I grip the shelf inside the closet until my knuckles ache.

This isn't a desire.

It's adrenaline.

It's proximity.

It's the wrong kind of intimacy.

She walks into the bathroom and turns on the shower.

Water starts running.

That's my window.

I move fast, silent, retracing my steps through the house and out the side door, lungs burning by the time I reach the truck.

I sit there afterwards, hands still on the steering wheel. Breathe shallow. Heart refusing to slow.

The house stays quiet.

No alarms.

No movement.

No sign she ever knew.

My pulse finally settles.

But my body doesn't.

I adjust in the seat, jaw tightening, irritated at myself.

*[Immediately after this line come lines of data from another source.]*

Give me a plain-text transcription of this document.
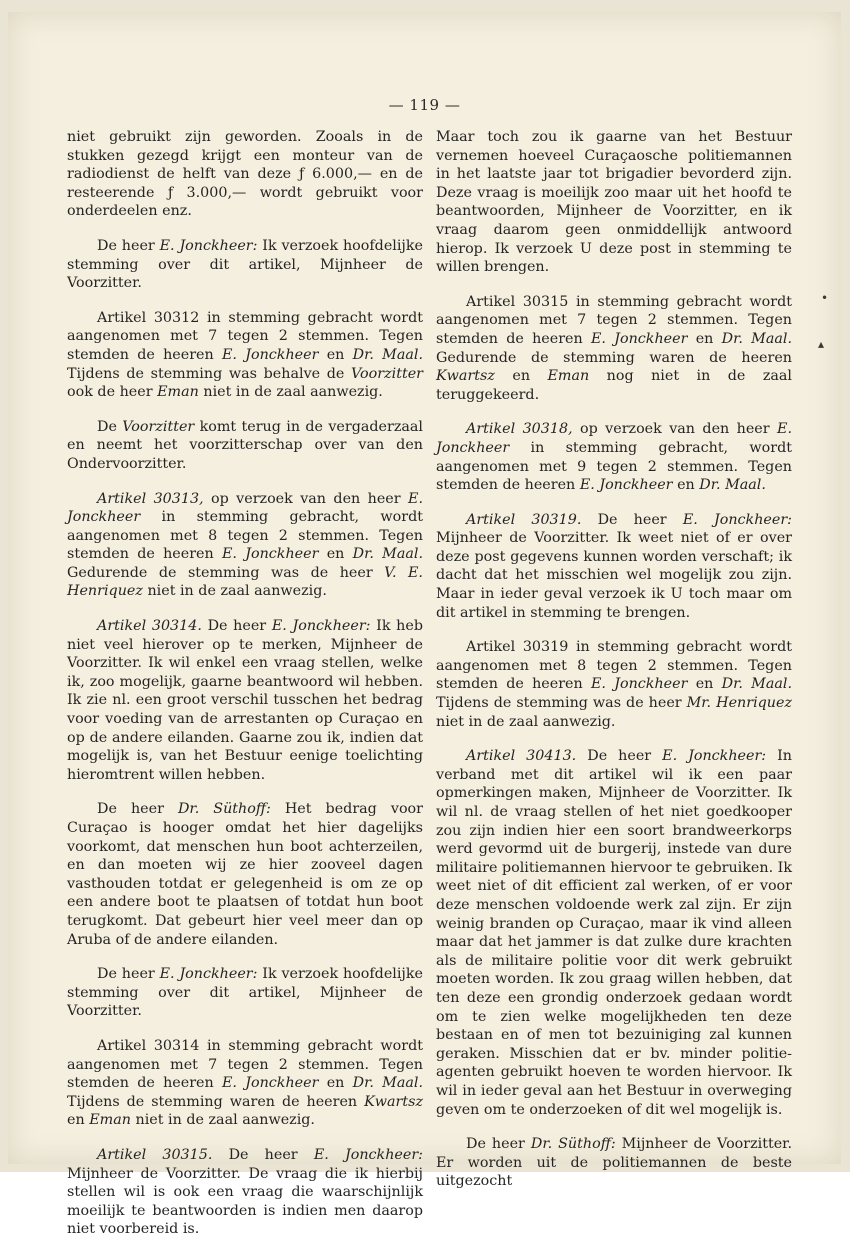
— 119 —

niet gebruikt zijn geworden. Zooals in de stukken gezegd krijgt een monteur van de radiodienst de helft van deze ƒ 6.000,— en de resteerende ƒ 3.000,— wordt gebruikt voor onderdeelen enz.

De heer E. Jonckheer: Ik verzoek hoofdelijke stemming over dit artikel, Mijnheer de Voorzitter.

Artikel 30312 in stemming gebracht wordt aangenomen met 7 tegen 2 stemmen. Tegen stemden de heeren E. Jonckheer en Dr. Maal. Tijdens de stemming was behalve de Voorzitter ook de heer Eman niet in de zaal aanwezig.

De Voorzitter komt terug in de vergaderzaal en neemt het voorzitterschap over van den Ondervoorzitter.

Artikel 30313, op verzoek van den heer E. Jonckheer in stemming gebracht, wordt aangenomen met 8 tegen 2 stemmen. Tegen stemden de heeren E. Jonckheer en Dr. Maal. Gedurende de stemming was de heer V. E. Henriquez niet in de zaal aanwezig.

Artikel 30314. De heer E. Jonckheer: Ik heb niet veel hierover op te merken, Mijnheer de Voorzitter. Ik wil enkel een vraag stellen, welke ik, zoo mogelijk, gaarne beantwoord wil hebben. Ik zie nl. een groot verschil tusschen het bedrag voor voeding van de arrestanten op Curaçao en op de andere eilanden. Gaarne zou ik, indien dat mogelijk is, van het Bestuur eenige toelichting hieromtrent willen hebben.

De heer Dr. Süthoff: Het bedrag voor Curaçao is hooger omdat het hier dagelijks voorkomt, dat menschen hun boot achterzeilen, en dan moeten wij ze hier zooveel dagen vasthouden totdat er gelegenheid is om ze op een andere boot te plaatsen of totdat hun boot terugkomt. Dat gebeurt hier veel meer dan op Aruba of de andere eilanden.

De heer E. Jonckheer: Ik verzoek hoofdelijke stemming over dit artikel, Mijnheer de Voorzitter.

Artikel 30314 in stemming gebracht wordt aangenomen met 7 tegen 2 stemmen. Tegen stemden de heeren E. Jonckheer en Dr. Maal. Tijdens de stemming waren de heeren Kwartsz en Eman niet in de zaal aanwezig.

Artikel 30315. De heer E. Jonckheer: Mijnheer de Voorzitter. De vraag die ik hierbij stellen wil is ook een vraag die waarschijnlijk moeilijk te beantwoorden is indien men daarop niet voorbereid is.

Maar toch zou ik gaarne van het Bestuur vernemen hoeveel Curaçaosche politiemannen in het laatste jaar tot brigadier bevorderd zijn. Deze vraag is moeilijk zoo maar uit het hoofd te beantwoorden, Mijnheer de Voorzitter, en ik vraag daarom geen onmiddellijk antwoord hierop. Ik verzoek U deze post in stemming te willen brengen.

Artikel 30315 in stemming gebracht wordt aangenomen met 7 tegen 2 stemmen. Tegen stemden de heeren E. Jonckheer en Dr. Maal. Gedurende de stemming waren de heeren Kwartsz en Eman nog niet in de zaal teruggekeerd.

Artikel 30318, op verzoek van den heer E. Jonckheer in stemming gebracht, wordt aangenomen met 9 tegen 2 stemmen. Tegen stemden de heeren E. Jonckheer en Dr. Maal.

Artikel 30319. De heer E. Jonckheer: Mijnheer de Voorzitter. Ik weet niet of er over deze post gegevens kunnen worden verschaft; ik dacht dat het misschien wel mogelijk zou zijn. Maar in ieder geval verzoek ik U toch maar om dit artikel in stemming te brengen.

Artikel 30319 in stemming gebracht wordt aangenomen met 8 tegen 2 stemmen. Tegen stemden de heeren E. Jonckheer en Dr. Maal. Tijdens de stemming was de heer Mr. Henriquez niet in de zaal aanwezig.

Artikel 30413. De heer E. Jonckheer: In verband met dit artikel wil ik een paar opmerkingen maken, Mijnheer de Voorzitter. Ik wil nl. de vraag stellen of het niet goedkooper zou zijn indien hier een soort brandweerkorps werd gevormd uit de burgerij, instede van dure militaire politiemannen hiervoor te gebruiken. Ik weet niet of dit efficient zal werken, of er voor deze menschen voldoende werk zal zijn. Er zijn weinig branden op Curaçao, maar ik vind alleen maar dat het jammer is dat zulke dure krachten als de militaire politie voor dit werk gebruikt moeten worden. Ik zou graag willen hebben, dat ten deze een grondig onderzoek gedaan wordt om te zien welke mogelijkheden ten deze bestaan en of men tot bezuiniging zal kunnen geraken. Misschien dat er bv. minder politie-agenten gebruikt hoeven te worden hiervoor. Ik wil in ieder geval aan het Bestuur in overweging geven om te onderzoeken of dit wel mogelijk is.

De heer Dr. Süthoff: Mijnheer de Voorzitter. Er worden uit de politiemannen de beste uitgezocht

•
▴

It's the aftershock of almost being caught.

I tell myself that until it almost sounds convincing.

I check the feeds one more time.

She's in the bathroom now. Steam fogs the mirror. Her silhouette moves behind the glass.

I force myself to look away

I shouldn't be here.

I shouldn't still be watching.

But I am.

I sent Daniel a short update.

Routine beginning. No unexpected contacts. I'll have a full pattern within forty-eight hours.

He's pleased with the update.

He doesn't ask any questions.

There's no mention of money anymore.

I set the phone down slowly.

Something tightens in my chest.

This was supposed to be simple.

Coordinates.

Patterns.

Payment.

Instead, I'm sitting in the woods outside a woman's house with cameras in her walls and her scent still in my lungs.

I don't like not understanding variables.

And right now, there's one I can't quantify.

Her.

I turn the engine over and pull farther back into the trees.

Not leaving.

Just repositioning.

I stare through the windshield at nothing.

"Fuck this is going to be a problem," gripping the steering wheel.